The growing importance of intellectual assets (IA) means that their management has become a key imperative for business leaders around the world. This document provides practical guidance to help leaders effectively manage AI to drive value and mitigate risk.
What are intellectual assets?
Intellectual assets (IA) are non-monetary assets without physical substance.1 Although there is no universal definition of the term, it is widely accepted that it includes intellectual property (such as patents, copyrights and trademarks), data, research and development, staff skills, organizational skills and relationships with suppliers and customers.
Like tangible assets, AIs can be valued, bought, sold, licensed, and in some cases used as collateral.
Why is artificial intelligence important?
AI allows a company to leverage the value of its innovations and creative ideas to realize a return on investment and drive its business strategy. For example, AI support:
- productivity, revenue and market share;
- first-mover advantage and freedom of action;
- market differentiation;
- investment and access to finance;
- collaboration and sponsorships;
- competitor and market information; and
- access to technology, know-how and talent.
Artificial intelligence also underpins emerging technologies including cloud computing, data analytics, artificial intelligence, robotics, augmented and virtual reality.
With the rise of the digital economy, the economic value of artificial intelligence has increased exponentially. It is estimated that global AI is currently worth US$74 trillion, representing a 24% increase in value from 2019, despite the economic volatility caused by the pandemic.2
Why should AI be managed?
AIs are tangible business assets that must be managed effectively to ensure they generate value for a company and its shareholders. As described by the OECD, “Firms that make substantial use of intellectual assets have become the hallmark of the modern economy“.3
It is therefore clearly imperative for business leaders to conscientiously manage valuable AI. This obligation is reinforced by the fiduciary duty of senior officers and directors to diligently manage everything categories of assets, intangible and tangible. Failure to comply with this obligation can lead to serious consequences, including financial penalties and, in extreme cases, imprisonment.
How can business leaders effectively manage AI?
Below are five practical tips for business leaders to manage AI effectively.
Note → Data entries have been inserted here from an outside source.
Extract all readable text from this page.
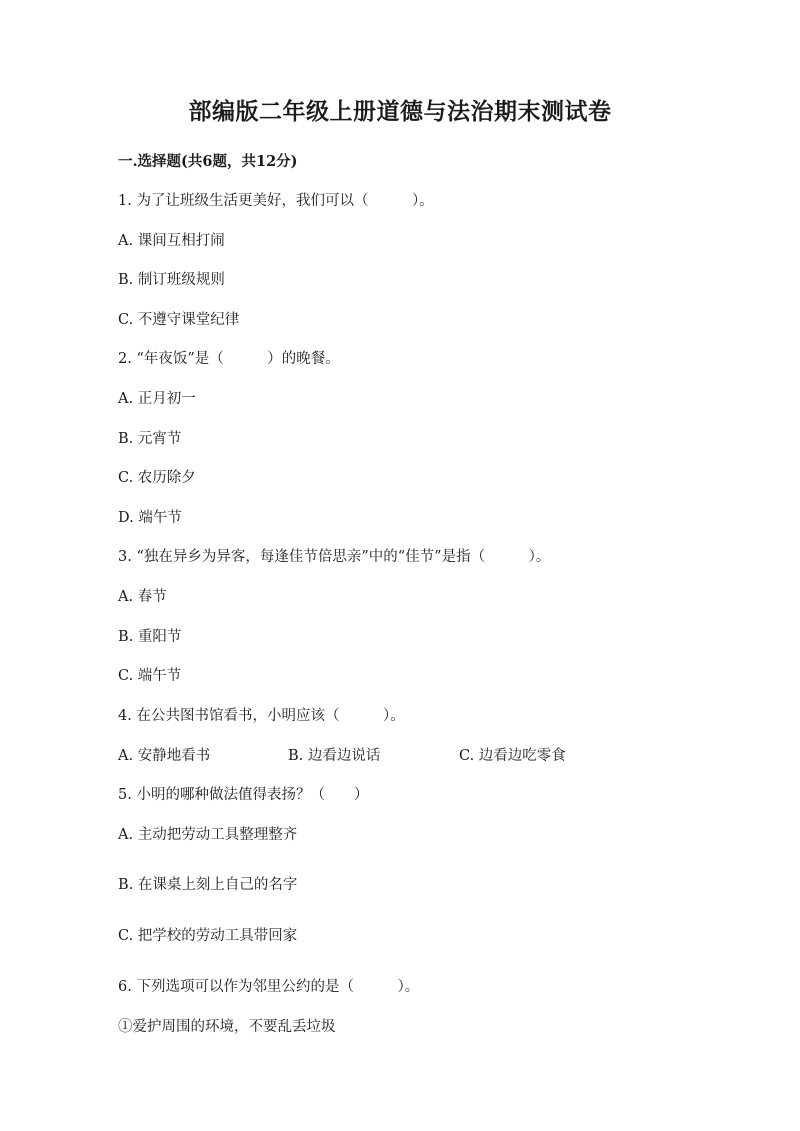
部编版二年级上册道德与法治期末测试卷
一.选择题(共6题，共12分)
1. 为了让班级生活更美好，我们可以（　　　）。
A. 课间互相打闹
B. 制订班级规则
C. 不遵守课堂纪律
2. “年夜饭”是（　　　）的晚餐。
A. 正月初一
B. 元宵节
C. 农历除夕
D. 端午节
3. “独在异乡为异客，每逢佳节倍思亲”中的“佳节”是指（　　　）。
A. 春节
B. 重阳节
C. 端午节
4. 在公共图书馆看书，小明应该（　　　）。
A. 安静地看书	B. 边看边说话	C. 边看边吃零食
5. 小明的哪种做法值得表扬？（　　）
A. 主动把劳动工具整理整齐
B. 在课桌上刻上自己的名字
C. 把学校的劳动工具带回家
6. 下列选项可以作为邻里公约的是（　　　）。
①爱护周围的环境，不要乱丢垃圾
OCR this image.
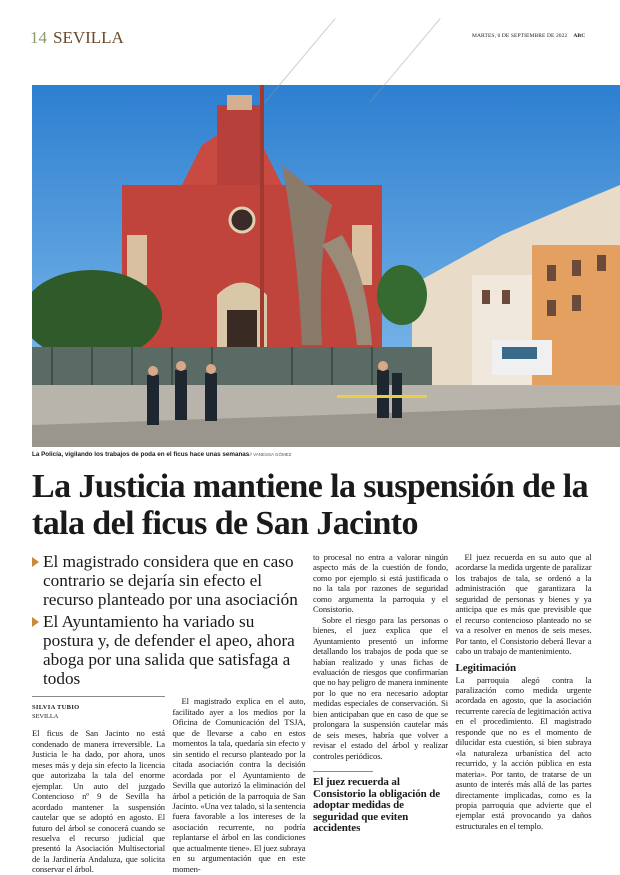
14 SEVILLA	MARTES, 6 DE SEPTIEMBRE DE 2022 ABC
La Policía, vigilando los trabajos de poda en el ficus hace unas semanas// VANESSA GÓMEZ
La Justicia mantiene la suspensión de la tala del ficus de San Jacinto
El magistrado considera que en caso contrario se dejaría sin efecto el recurso planteado por una asociación
El Ayuntamiento ha variado su postura y, de defender el apeo, ahora aboga por una salida que satisfaga a todos
SILVIA TUBIO
SEVILLA

El ficus de San Jacinto no está condenado de manera irreversible. La Justicia le ha dado, por ahora, unos meses más y deja sin efecto la licencia que autorizaba la tala del enorme ejemplar. Un auto del juzgado Contencioso nº 9 de Sevilla ha acordado mantener la suspensión cautelar que se adoptó en agosto. El futuro del árbol se conocerá cuando se resuelva el recurso judicial que presentó la Asociación Multisectorial de la Jardinería Andaluza, que solicita conservar el árbol.

El magistrado explica en el auto, facilitado ayer a los medios por la Oficina de Comunicación del TSJA, que de llevarse a cabo en estos momentos la tala, quedaría sin efecto y sin sentido el recurso planteado por la citada asociación contra la decisión acordada por el Ayuntamiento de Sevilla que autorizó la eliminación del árbol a petición de la parroquia de San Jacinto. «Una vez talado, si la sentencia fuera favorable a los intereses de la asociación recurrente, no podría replantarse el árbol en las condiciones que actualmente tiene». El juez subraya en su argumentación que en este momen-

to procesal no entra a valorar ningún aspecto más de la cuestión de fondo, como por ejemplo si está justificada o no la tala por razones de seguridad como argumenta la parroquia y el Consistorio.

Sobre el riesgo para las personas o bienes, el juez explica que el Ayuntamiento presentó un informe detallando los trabajos de poda que se habían realizado y unas fichas de evaluación de riesgos que confirmarían que no hay peligro de manera inminente por lo que no era necesario adoptar medidas especiales de conservación. Si bien anticipaban que en caso de que se prolongara la suspensión cautelar más de seis meses, habría que volver a revisar el estado del árbol y realizar controles periódicos.

El juez recuerda al Consistorio la obligación de adoptar medidas de seguridad que eviten accidentes

El juez recuerda en su auto que al acordarse la medida urgente de paralizar los trabajos de tala, se ordenó a la administración que garantizara la seguridad de personas y bienes y ya anticipa que es más que previsible que el recurso contencioso planteado no se va a resolver en menos de seis meses. Por tanto, el Consistorio deberá llevar a cabo un trabajo de mantenimiento.

Legitimación

La parroquia alegó contra la paralización como medida urgente acordada en agosto, que la asociación recurrente carecía de legitimación activa en el procedimiento. El magistrado responde que no es el momento de dilucidar esta cuestión, si bien subraya «la naturaleza urbanística del acto recurrido, y la acción pública en esta materia». Por tanto, de tratarse de un asunto de interés más allá de las partes directamente implicadas, como es la propia parroquia que advierte que el ejemplar está provocando ya daños estructurales en el templo.
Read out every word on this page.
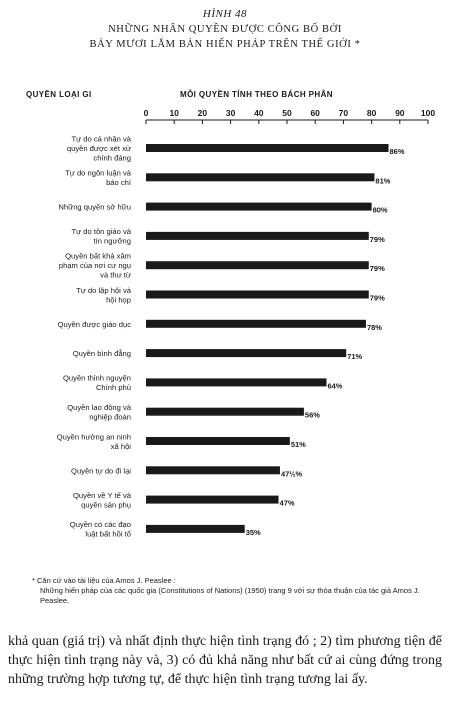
HÌNH 48
NHỮNG NHÂN QUYỀN ĐƯỢC CÔNG BỐ BỞI
BẢY MƯƠI LĂM BẢN HIẾN PHÁP TRÊN THẾ GIỚI *
QUYỀN LOẠI GI	MỖI QUYỀN TÍNH THEO BÁCH PHÂN
0 10 20 30 40 50 60 70 80 90 100
Tự do cá nhân và quyền được xét xử chính đáng
Tự do ngôn luận và báo chí
Những quyền sở hữu
Tự do tôn giáo và tín ngưỡng
Quyền bất khả xâm phạm của nơi cư ngụ và thư từ
Tự do lập hội và hội họp
Quyền được giáo dục
Quyền bình đẳng
Quyền thỉnh nguyện Chính phủ
Quyền lao động và nghiệp đoàn
Quyền hưởng an ninh xã hội
Quyền tự do đi lại
Quyền về Y tế và quyền sản phụ
Quyền có các đạo luật bất hồi tố
86%
81%
80%
79%
79%
79%
78%
71%
64%
56%
51%
47½%
47%
35%
* Căn cứ vào tài liệu của Amos J. Peaslee :
Những hiến pháp của các quốc gia (Constitutions of Nations) (1950) trang 9 với sự thỏa thuận của tác giả Amos J. Peaslee.
khả quan (giá trị) và nhất định thực hiện tình trạng đó ; 2) tìm phương tiện để thực hiện tình trạng này và, 3) có đủ khả năng như bất cứ ai cùng đứng trong những trường hợp tương tự, để thực hiện tình trạng tương lai ấy.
- Promote alignment of AI with business goals
Artificial intelligence, on its own, does not automatically generate growth and competitive advantage. Rather, they must be deliberately leveraged in alignment with a larger business strategy. Consistent with the management of other types of key assets, many companies are implementing a deliberate strategy to provide a clear roadmap for how they will effectively capture and manage AI to advance business goals.
- Be well informed
Business owners need to have some level of AI knowledge.
It may be prudent to access regular AI training and engage in periodic internal discussions about intangibles, innovation, and digital trends, to promote an educated and informed approach.
- To be informed
Managers need to understand where value is created in their business and the opportunities for growth that value presents. They must then allocate resources and implement processes to effectively capture and leverage value, along with the associated AI.
Leaders must ensure they have the necessary information flows and line of sight to hardware AI to support informed and transparent decision-making. For instance:
- regular company reporting on agreed IA parameters; and
- testing information through probing questions and market/trend analysis.
- Mitigate AI risks
With value comes risk. Managers should ensure that intangibles are integrated into enterprise risk frameworks, so that these risks can be identified, assessed and mitigated.
- Implement intangible governance measures and promote a culture of growth
Integrating artificial intelligence into operations and business structures is key to ensuring good asset governance and promoting a culture of growth. Measures may include:
- the creation of a policy defining the company’s approach to intangible assets;
- incorporate intangible assets into the company’s code of conduct;
- align intangible assets with other company policies such as data security and cybersecurity;
- ensure that IAs are regularly included on the agenda of management meetings;
- appoint AI champions within the company to foster a broader understanding of the value of AI;
- regular audits of internal IA skills and capacities; and
- permanent review and adaptation of the company’s AI governance systems.
Given the financial and strategic importance of AIs, ensuring that AIs are diligently managed is critical to ensuring their growth and continuing to deliver value to a business and its stakeholders.
Implementing a tailored AI strategy gives business leaders a clear path to identify value and mitigate risk. AI governance metrics will support the development of a culture that fosters strong AI stewardship, leading to business growth and competitive advantage.
1. International Accounting Standard (IAS) 38 Intangible Assets, https://www.ifrs.org/issued-standards/list-of-standards/ias-38-intangible-assets/.
3. Intellectual Assets and Value Creation: Implications for Corporate Reporting’OECD, 2006, https://www.oecd.org/corporate/ca/corporategovernanceprinciples/37811196.pdfp.5.
This article first appeared in volume 24.10 of the Internet Law Bulletin.
The content of this article is intended to provide a general guide on the subject. Specialist advice should be sought regarding your particular situation.